A PROFESSOR believes MPs are wrong to blame the rapid spread of coronavirus on the decision not to impose border quarantine rules at the start of the pandemic.

The University of Sussex’s Dr Joshua Moon, who is part of a global research study into testing, instead said the Government’s “sluggishness” in imposing stricter lockdown measures was behind the UK’s devastating toll.

A Commons Home Affairs Committee report published earlier this week said “critical errors” – including the “inexplicable” decision to lift all border restrictions in March – accelerated the scale and pace of the pandemic in the country and led to “many more people contracting Covid-19”.

Dr Moon agreed that having quarantine rules for travellers earlier on would have seen a reduction in cases.

But he said: “Keeping borders open may have played a role but I don’t think it’s the differentiating factor between the UK and other European countries. That’s not the reason we have been worse affected.”

Instead, he said key failures had had a greater impact – including “allowing stadiums to be filled, not going into a rapid lockdown, quickly easing it, and scaling down contact tracing as the pandemic ramps up”.

He has previously criticised the Government, saying “a series of mistakes” has left the country with more cases than there should be. He argued that lockdown had been eased too soon.

The MPs’ report – published on Wednesday – was damning about the Government’s failure to provide the scientific advice behind its decisions, despite repeated requests and promises to do so.

The committee said it was “completely unacceptable” and warned ministers may have been making decisions without sight of “critical information”.

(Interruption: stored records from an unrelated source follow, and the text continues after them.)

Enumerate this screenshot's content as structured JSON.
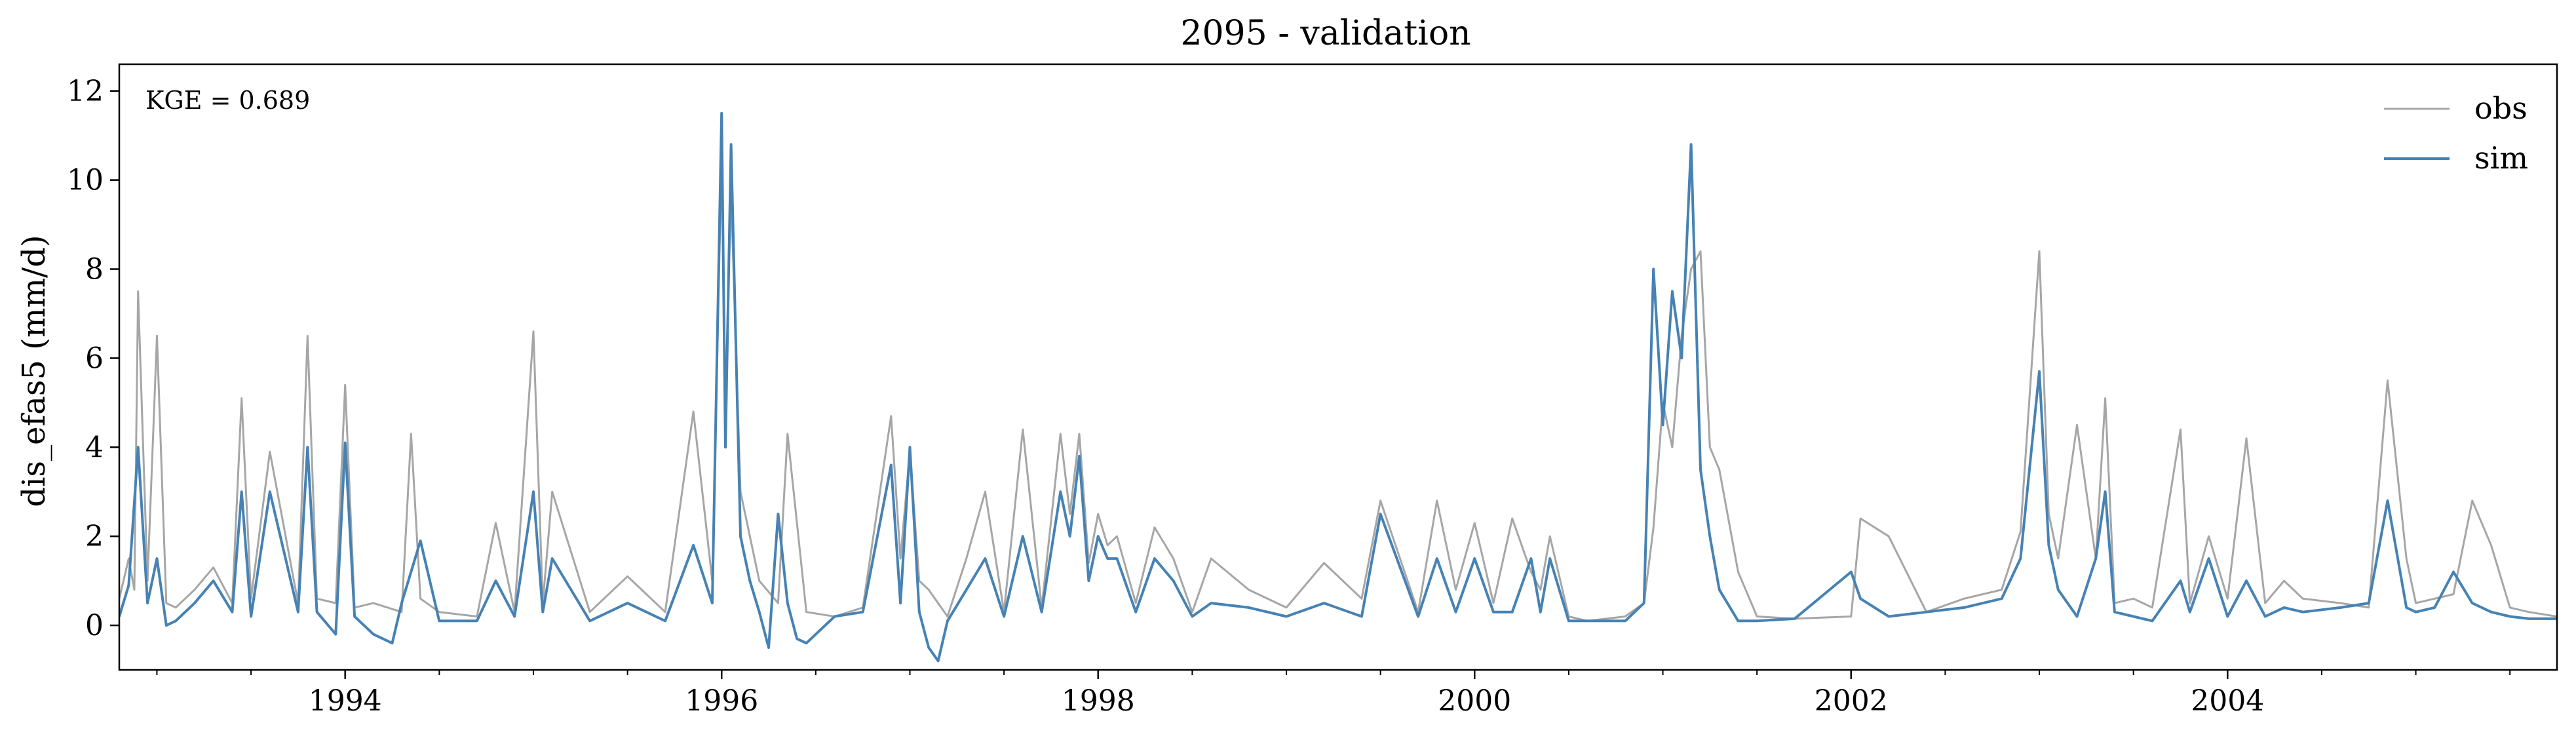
{
  "chart_data": {
    "type": "line",
    "title": "2095 - validation",
    "ylabel": "dis_efas5 (mm/d)",
    "xlabel": "",
    "annotation": "KGE = 0.689",
    "xlim": [
      1992.8,
      2005.75
    ],
    "ylim": [
      -1,
      12.6
    ],
    "x_ticks": [
      1994,
      1996,
      1998,
      2000,
      2002,
      2004
    ],
    "x_tick_labels": [
      "1994",
      "1996",
      "1998",
      "2000",
      "2002",
      "2004"
    ],
    "y_ticks": [
      0,
      2,
      4,
      6,
      8,
      10,
      12
    ],
    "y_tick_labels": [
      "0",
      "2",
      "4",
      "6",
      "8",
      "10",
      "12"
    ],
    "legend_position": "top-right",
    "grid": false,
    "series": [
      {
        "name": "obs",
        "color": "#a6a6a6",
        "x": [
          1992.8,
          1992.85,
          1992.88,
          1992.9,
          1992.95,
          1993.0,
          1993.05,
          1993.1,
          1993.2,
          1993.3,
          1993.4,
          1993.45,
          1993.5,
          1993.6,
          1993.75,
          1993.8,
          1993.85,
          1993.95,
          1994.0,
          1994.05,
          1994.15,
          1994.3,
          1994.35,
          1994.4,
          1994.5,
          1994.7,
          1994.8,
          1994.9,
          1995.0,
          1995.05,
          1995.1,
          1995.3,
          1995.5,
          1995.7,
          1995.85,
          1995.95,
          1996.0,
          1996.02,
          1996.05,
          1996.1,
          1996.15,
          1996.2,
          1996.3,
          1996.35,
          1996.45,
          1996.6,
          1996.75,
          1996.9,
          1996.95,
          1997.0,
          1997.05,
          1997.1,
          1997.2,
          1997.3,
          1997.4,
          1997.5,
          1997.6,
          1997.7,
          1997.8,
          1997.85,
          1997.9,
          1997.95,
          1998.0,
          1998.05,
          1998.1,
          1998.2,
          1998.3,
          1998.4,
          1998.5,
          1998.6,
          1998.8,
          1999.0,
          1999.2,
          1999.4,
          1999.5,
          1999.7,
          1999.8,
          1999.9,
          2000.0,
          2000.1,
          2000.2,
          2000.3,
          2000.35,
          2000.4,
          2000.5,
          2000.6,
          2000.8,
          2000.9,
          2000.95,
          2001.0,
          2001.05,
          2001.1,
          2001.15,
          2001.2,
          2001.25,
          2001.3,
          2001.4,
          2001.5,
          2001.7,
          2002.0,
          2002.05,
          2002.2,
          2002.4,
          2002.6,
          2002.8,
          2002.9,
          2003.0,
          2003.05,
          2003.1,
          2003.2,
          2003.3,
          2003.35,
          2003.4,
          2003.5,
          2003.6,
          2003.75,
          2003.8,
          2003.9,
          2004.0,
          2004.1,
          2004.2,
          2004.3,
          2004.4,
          2004.6,
          2004.75,
          2004.85,
          2004.95,
          2005.0,
          2005.1,
          2005.2,
          2005.3,
          2005.4,
          2005.5,
          2005.6,
          2005.75
        ],
        "values": [
          0.6,
          1.5,
          0.8,
          7.5,
          1.0,
          6.5,
          0.5,
          0.4,
          0.8,
          1.3,
          0.5,
          5.1,
          0.6,
          3.9,
          0.5,
          6.5,
          0.6,
          0.5,
          5.4,
          0.4,
          0.5,
          0.3,
          4.3,
          0.6,
          0.3,
          0.2,
          2.3,
          0.3,
          6.6,
          0.5,
          3.0,
          0.3,
          1.1,
          0.3,
          4.8,
          1.0,
          10.5,
          5.0,
          9.7,
          3.0,
          2.0,
          1.0,
          0.5,
          4.3,
          0.3,
          0.2,
          0.4,
          4.7,
          1.5,
          3.9,
          1.0,
          0.8,
          0.2,
          1.5,
          3.0,
          0.3,
          4.4,
          0.4,
          4.3,
          2.5,
          4.3,
          1.4,
          2.5,
          1.8,
          2.0,
          0.5,
          2.2,
          1.5,
          0.3,
          1.5,
          0.8,
          0.4,
          1.4,
          0.6,
          2.8,
          0.3,
          2.8,
          0.8,
          2.3,
          0.5,
          2.4,
          1.2,
          0.8,
          2.0,
          0.2,
          0.1,
          0.2,
          0.5,
          2.2,
          5.0,
          4.0,
          6.5,
          8.0,
          8.4,
          4.0,
          3.5,
          1.2,
          0.2,
          0.15,
          0.2,
          2.4,
          2.0,
          0.3,
          0.6,
          0.8,
          2.1,
          8.4,
          2.5,
          1.5,
          4.5,
          1.5,
          5.1,
          0.5,
          0.6,
          0.4,
          4.4,
          0.5,
          2.0,
          0.6,
          4.2,
          0.5,
          1.0,
          0.6,
          0.5,
          0.4,
          5.5,
          1.5,
          0.5,
          0.6,
          0.7,
          2.8,
          1.8,
          0.4,
          0.3,
          0.2
        ]
      },
      {
        "name": "sim",
        "color": "#4682b4",
        "x": [
          1992.8,
          1992.85,
          1992.9,
          1992.95,
          1993.0,
          1993.05,
          1993.1,
          1993.2,
          1993.3,
          1993.4,
          1993.45,
          1993.5,
          1993.6,
          1993.75,
          1993.8,
          1993.85,
          1993.95,
          1994.0,
          1994.05,
          1994.15,
          1994.25,
          1994.3,
          1994.4,
          1994.5,
          1994.7,
          1994.8,
          1994.9,
          1995.0,
          1995.05,
          1995.1,
          1995.3,
          1995.5,
          1995.7,
          1995.85,
          1995.95,
          1996.0,
          1996.02,
          1996.05,
          1996.1,
          1996.15,
          1996.2,
          1996.25,
          1996.3,
          1996.35,
          1996.4,
          1996.45,
          1996.6,
          1996.75,
          1996.9,
          1996.95,
          1997.0,
          1997.05,
          1997.1,
          1997.15,
          1997.2,
          1997.3,
          1997.4,
          1997.5,
          1997.6,
          1997.7,
          1997.8,
          1997.85,
          1997.9,
          1997.95,
          1998.0,
          1998.05,
          1998.1,
          1998.2,
          1998.3,
          1998.4,
          1998.5,
          1998.6,
          1998.8,
          1999.0,
          1999.2,
          1999.4,
          1999.5,
          1999.7,
          1999.8,
          1999.9,
          2000.0,
          2000.1,
          2000.2,
          2000.3,
          2000.35,
          2000.4,
          2000.5,
          2000.6,
          2000.8,
          2000.9,
          2000.95,
          2001.0,
          2001.05,
          2001.1,
          2001.15,
          2001.2,
          2001.25,
          2001.3,
          2001.4,
          2001.5,
          2001.7,
          2002.0,
          2002.05,
          2002.2,
          2002.4,
          2002.6,
          2002.8,
          2002.9,
          2003.0,
          2003.05,
          2003.1,
          2003.2,
          2003.3,
          2003.35,
          2003.4,
          2003.5,
          2003.6,
          2003.75,
          2003.8,
          2003.9,
          2004.0,
          2004.1,
          2004.2,
          2004.3,
          2004.4,
          2004.6,
          2004.75,
          2004.85,
          2004.95,
          2005.0,
          2005.1,
          2005.2,
          2005.3,
          2005.4,
          2005.5,
          2005.6,
          2005.75
        ],
        "values": [
          0.2,
          0.9,
          4.0,
          0.5,
          1.5,
          0.0,
          0.1,
          0.5,
          1.0,
          0.3,
          3.0,
          0.2,
          3.0,
          0.3,
          4.0,
          0.3,
          -0.2,
          4.1,
          0.2,
          -0.2,
          -0.4,
          0.5,
          1.9,
          0.1,
          0.1,
          1.0,
          0.2,
          3.0,
          0.3,
          1.5,
          0.1,
          0.5,
          0.1,
          1.8,
          0.5,
          11.5,
          4.0,
          10.8,
          2.0,
          1.0,
          0.3,
          -0.5,
          2.5,
          0.5,
          -0.3,
          -0.4,
          0.2,
          0.3,
          3.6,
          0.5,
          4.0,
          0.3,
          -0.5,
          -0.8,
          0.1,
          0.8,
          1.5,
          0.2,
          2.0,
          0.3,
          3.0,
          2.0,
          3.8,
          1.0,
          2.0,
          1.5,
          1.5,
          0.3,
          1.5,
          1.0,
          0.2,
          0.5,
          0.4,
          0.2,
          0.5,
          0.2,
          2.5,
          0.2,
          1.5,
          0.3,
          1.5,
          0.3,
          0.3,
          1.5,
          0.3,
          1.5,
          0.1,
          0.1,
          0.1,
          0.5,
          8.0,
          4.5,
          7.5,
          6.0,
          10.8,
          3.5,
          2.0,
          0.8,
          0.1,
          0.1,
          0.15,
          1.2,
          0.6,
          0.2,
          0.3,
          0.4,
          0.6,
          1.5,
          5.7,
          1.8,
          0.8,
          0.2,
          1.5,
          3.0,
          0.3,
          0.2,
          0.1,
          1.0,
          0.3,
          1.5,
          0.2,
          1.0,
          0.2,
          0.4,
          0.3,
          0.4,
          0.5,
          2.8,
          0.4,
          0.3,
          0.4,
          1.2,
          0.5,
          0.3,
          0.2,
          0.15,
          0.15
        ]
      }
    ]
  }
}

The MPs said the lack of clarity was “very serious and may well have contributed to mistakes being made”. Committee chairwoman Yvette Cooper said: “It has been extremely difficult to work out who took key decisions and on what basis.”

Last-minute decisions and mixed messages were also “very unhelpful” for holidaymakers, and the Government needs to be “much more sensitive” to the impact on families and businesses, the committee said.

The committee also remained “unconvinced” by Home Office claims that an estimated 99.9 per cent of the public subjected to quarantine restrictions were complying with the rules and called for the findings to be “better evidenced” and routinely published.

A Government spokeswoman said the committee was “incorrect” in its “assertions”, adding: “All of our decisions throughout the pandemic have been guided by the science, with appropriate measures introduced at the right time to keep us all safe.”